Anyone for more tennis?
July 13, 2017 no comments
With Murray and Konta out it’s up to us to keep British interest in tennis alive until the end of the week. So, after casting a hawk-like eye over our newspaper microfilm collection last week we thought we’d see what our online resources served up.
The British Newspaper Archive is available to all Stockton Borough Library members. It’s a treasure trove of history with millions of pages of local and national newspapers made digital and searchable. News articles, family notices, letters, obituaries and advertisements are all available, opening a fascinating window on the past.
That being said the pre-Dewar Cup history of tennis in the region is a little… sparse. Maxwell’s were getting very excited about their flannel trousers in 1914:
Norton Lawn Tennis club handed over £10 and 10 shillings to their men’s champion in 1884:
But Fred Perry didn’t visit the region to take on Bunny Austin in an exhibition match at Ropner Park in the 1930s so tennis headlines were a bit thin on the ground. However, we were undeterred and rallied our forces to uncover an intriguing snippet from the Daily Gazette for Middlesbrough – Monday 22 August 1887:
A classic case of a newspaper story asking more questions than it answers.

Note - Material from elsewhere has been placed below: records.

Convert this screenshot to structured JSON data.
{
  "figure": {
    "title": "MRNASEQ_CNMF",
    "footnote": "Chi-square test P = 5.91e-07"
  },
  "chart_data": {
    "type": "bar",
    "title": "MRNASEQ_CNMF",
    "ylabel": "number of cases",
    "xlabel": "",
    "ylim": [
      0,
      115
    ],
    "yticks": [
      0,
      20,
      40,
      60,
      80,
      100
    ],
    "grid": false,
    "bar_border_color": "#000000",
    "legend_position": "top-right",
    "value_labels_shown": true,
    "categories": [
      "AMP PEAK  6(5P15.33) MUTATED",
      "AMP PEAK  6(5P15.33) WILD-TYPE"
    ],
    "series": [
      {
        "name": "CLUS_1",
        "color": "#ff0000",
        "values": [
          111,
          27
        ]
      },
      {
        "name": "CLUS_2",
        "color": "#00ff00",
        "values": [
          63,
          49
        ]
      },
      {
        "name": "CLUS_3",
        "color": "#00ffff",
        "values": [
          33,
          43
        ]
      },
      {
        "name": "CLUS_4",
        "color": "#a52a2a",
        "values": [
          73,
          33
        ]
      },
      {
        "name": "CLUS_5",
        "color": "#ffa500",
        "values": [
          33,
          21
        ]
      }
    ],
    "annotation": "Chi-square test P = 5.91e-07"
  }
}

Was there a thriving black market in 1887 for stolen tennis outfits? Was this an attempt to take advantage of a now kit-less local tennis superstar? Or was it a case of a desperate novice turning to crime in an ill-fated attempt to make the big tournament? Sadly the only the grand slam for Mr. Tierney was that of a cell door. (And that’s the last tennis pun of the year. We promise.)
However, one bonus of this sorry tale is that it gives us an excuse to post a picture of a rather magnificent 19th Century tennis player courtesy of the McCord Museum.
Now there’s a pair of flannels Maxwell’s would be proud of.